Villela’s collaboration with the veteran pianist came about by accident. She attended a concert by Werner and Toots Thielemans with the aim of recruiting the Belgian harmonica great to participate in the large group sessions she was organizing for her 2003 recording, Inverse Universe (Adventure). When she heard Werner, she was moved to tears. Then Villela read the pianist’s book Effortless Mastery, and she decided to pursue the collaboration.

The aptly titled Dreamtales is an hour-long medley of moods and styles powered by Villela’s spooky five-octave range and Werner’s otherworldly accompaniment. While the album is improvised, Antonio Carlos Jobim’s “The Waters of March” creeps in toward the end on a piece Werner and Villela named “Tom’s Waters.” Villela said that the song came up in the natural course of their musical dialogue. “I knew that I didn’t want to do any specific songs,” she says, “but I didn’t want to stop them from coming up either.”
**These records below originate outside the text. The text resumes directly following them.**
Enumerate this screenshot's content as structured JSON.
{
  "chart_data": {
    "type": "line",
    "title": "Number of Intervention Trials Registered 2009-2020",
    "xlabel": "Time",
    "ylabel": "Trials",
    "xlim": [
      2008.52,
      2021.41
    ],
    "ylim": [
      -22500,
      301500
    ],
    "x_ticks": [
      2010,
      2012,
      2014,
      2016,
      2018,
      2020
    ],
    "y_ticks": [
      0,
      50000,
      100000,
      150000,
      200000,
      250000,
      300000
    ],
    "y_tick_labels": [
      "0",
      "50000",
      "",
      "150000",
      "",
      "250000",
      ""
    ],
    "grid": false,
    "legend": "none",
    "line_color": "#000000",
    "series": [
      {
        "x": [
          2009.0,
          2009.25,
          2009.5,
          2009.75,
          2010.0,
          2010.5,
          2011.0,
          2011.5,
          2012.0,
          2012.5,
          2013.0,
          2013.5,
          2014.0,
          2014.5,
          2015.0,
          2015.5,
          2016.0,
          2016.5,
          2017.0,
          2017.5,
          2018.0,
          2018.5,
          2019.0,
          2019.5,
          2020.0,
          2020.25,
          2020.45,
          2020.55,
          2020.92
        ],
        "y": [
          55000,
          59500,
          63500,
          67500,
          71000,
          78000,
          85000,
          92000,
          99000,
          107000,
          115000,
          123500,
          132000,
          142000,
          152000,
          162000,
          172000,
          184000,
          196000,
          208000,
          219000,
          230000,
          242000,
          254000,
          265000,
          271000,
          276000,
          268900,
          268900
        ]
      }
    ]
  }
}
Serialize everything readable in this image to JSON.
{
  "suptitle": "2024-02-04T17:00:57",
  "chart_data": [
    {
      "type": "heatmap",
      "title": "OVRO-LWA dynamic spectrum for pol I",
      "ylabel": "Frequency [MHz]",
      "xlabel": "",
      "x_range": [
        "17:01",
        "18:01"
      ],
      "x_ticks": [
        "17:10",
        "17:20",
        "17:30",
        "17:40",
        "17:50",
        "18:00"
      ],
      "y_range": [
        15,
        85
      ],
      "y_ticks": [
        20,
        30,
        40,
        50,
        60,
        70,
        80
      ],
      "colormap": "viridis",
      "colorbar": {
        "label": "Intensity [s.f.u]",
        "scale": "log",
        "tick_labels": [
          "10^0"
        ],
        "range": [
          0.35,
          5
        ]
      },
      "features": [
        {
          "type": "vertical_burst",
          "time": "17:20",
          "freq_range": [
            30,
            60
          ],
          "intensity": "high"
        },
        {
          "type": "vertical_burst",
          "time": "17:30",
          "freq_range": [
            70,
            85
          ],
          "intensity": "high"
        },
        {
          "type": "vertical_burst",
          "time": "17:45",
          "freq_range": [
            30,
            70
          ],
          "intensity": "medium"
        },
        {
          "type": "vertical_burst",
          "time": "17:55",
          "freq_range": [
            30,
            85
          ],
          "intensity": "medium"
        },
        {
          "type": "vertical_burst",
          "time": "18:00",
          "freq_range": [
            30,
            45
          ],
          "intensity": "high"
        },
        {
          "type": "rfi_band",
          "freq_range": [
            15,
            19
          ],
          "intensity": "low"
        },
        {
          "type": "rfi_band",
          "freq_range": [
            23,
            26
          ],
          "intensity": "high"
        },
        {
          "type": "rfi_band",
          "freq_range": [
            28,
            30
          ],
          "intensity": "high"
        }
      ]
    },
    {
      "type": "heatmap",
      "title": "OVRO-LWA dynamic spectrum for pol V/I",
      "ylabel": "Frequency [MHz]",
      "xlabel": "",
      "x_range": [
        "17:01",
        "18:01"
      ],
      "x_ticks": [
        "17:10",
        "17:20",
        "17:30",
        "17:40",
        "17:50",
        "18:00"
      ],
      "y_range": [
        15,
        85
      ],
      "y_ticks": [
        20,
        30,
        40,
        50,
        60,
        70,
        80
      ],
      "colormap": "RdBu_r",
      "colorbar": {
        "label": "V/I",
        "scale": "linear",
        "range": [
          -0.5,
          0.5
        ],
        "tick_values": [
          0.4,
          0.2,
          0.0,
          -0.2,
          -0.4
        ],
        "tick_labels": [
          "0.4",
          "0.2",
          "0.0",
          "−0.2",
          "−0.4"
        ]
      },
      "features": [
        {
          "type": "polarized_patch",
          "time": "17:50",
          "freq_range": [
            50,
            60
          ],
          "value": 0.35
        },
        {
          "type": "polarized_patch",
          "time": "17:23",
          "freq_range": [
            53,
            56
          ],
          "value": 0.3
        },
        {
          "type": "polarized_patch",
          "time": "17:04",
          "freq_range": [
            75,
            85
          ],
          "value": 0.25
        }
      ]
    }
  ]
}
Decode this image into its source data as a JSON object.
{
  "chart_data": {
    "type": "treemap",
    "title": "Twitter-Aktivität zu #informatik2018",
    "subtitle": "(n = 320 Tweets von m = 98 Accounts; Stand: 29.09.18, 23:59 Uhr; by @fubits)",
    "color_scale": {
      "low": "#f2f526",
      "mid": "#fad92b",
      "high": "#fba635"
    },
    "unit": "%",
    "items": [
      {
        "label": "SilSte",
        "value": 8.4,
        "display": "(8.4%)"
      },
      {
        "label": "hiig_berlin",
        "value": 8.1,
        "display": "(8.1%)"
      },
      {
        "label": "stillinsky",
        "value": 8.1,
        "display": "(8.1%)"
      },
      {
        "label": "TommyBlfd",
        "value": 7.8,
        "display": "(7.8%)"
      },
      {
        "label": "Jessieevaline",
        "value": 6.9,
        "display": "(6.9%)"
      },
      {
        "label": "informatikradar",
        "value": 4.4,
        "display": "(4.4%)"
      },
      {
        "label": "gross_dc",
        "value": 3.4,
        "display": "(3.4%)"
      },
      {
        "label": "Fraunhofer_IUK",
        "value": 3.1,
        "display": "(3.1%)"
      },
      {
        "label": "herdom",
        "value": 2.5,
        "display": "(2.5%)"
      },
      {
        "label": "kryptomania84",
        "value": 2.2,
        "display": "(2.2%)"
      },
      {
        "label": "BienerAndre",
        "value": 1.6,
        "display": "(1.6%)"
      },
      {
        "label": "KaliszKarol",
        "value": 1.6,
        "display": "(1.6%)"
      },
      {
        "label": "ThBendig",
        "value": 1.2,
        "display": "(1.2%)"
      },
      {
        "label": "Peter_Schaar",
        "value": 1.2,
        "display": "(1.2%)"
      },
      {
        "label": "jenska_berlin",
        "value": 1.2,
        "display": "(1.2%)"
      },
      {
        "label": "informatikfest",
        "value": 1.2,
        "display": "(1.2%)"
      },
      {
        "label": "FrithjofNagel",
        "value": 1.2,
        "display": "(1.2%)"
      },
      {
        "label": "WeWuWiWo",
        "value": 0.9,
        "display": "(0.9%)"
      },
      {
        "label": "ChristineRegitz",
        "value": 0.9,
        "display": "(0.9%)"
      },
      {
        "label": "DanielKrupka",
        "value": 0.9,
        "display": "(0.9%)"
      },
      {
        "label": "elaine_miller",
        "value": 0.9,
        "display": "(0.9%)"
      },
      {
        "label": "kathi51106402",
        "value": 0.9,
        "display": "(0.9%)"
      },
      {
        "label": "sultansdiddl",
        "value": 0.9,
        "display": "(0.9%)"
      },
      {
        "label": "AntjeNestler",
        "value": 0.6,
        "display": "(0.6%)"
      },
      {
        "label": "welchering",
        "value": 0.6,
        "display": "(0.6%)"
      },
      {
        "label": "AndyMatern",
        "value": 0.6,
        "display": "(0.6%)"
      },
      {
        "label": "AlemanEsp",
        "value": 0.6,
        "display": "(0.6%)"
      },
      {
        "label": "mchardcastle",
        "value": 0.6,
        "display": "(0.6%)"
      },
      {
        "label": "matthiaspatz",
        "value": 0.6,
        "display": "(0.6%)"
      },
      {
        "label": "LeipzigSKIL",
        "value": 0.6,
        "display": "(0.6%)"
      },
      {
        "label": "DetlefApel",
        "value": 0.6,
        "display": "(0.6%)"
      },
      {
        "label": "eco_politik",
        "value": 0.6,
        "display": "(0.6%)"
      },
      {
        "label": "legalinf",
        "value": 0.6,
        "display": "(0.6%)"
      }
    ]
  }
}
“This is real improvised music,” Villela stresses. “Too often I go to concerts—I won’t name any names—that are supposed to be improvised and I hear the same lines from albums back in the ’80s. That is not really improvisation.”

Villela grew up in Brazil surrounded by musical elders. Her parents gave her a pianola, an accordionlike instrument, when she was one year old. She went on to get a degree in music therapy from the Brazilian Conservatory in 1983. She moved to California a year later and became involved with the Stanford University Chorus and the De Anza College Jazz Singers. She also won a brief fellowship to go to New York and study with Sheila Jordan.

Villela and her musical partner Ricardo Peixoto have been active in the northern California music scene, playing regularly at Yoshi’s in Oakland and at Kuumba Jazz Center in Santa Cruz. However, Villela says that much of her attention has been focused on raising her teenage daughters. While that took her away from the music scene, she’s not worried. “I’ll be making music until I’m very old,” she laughs.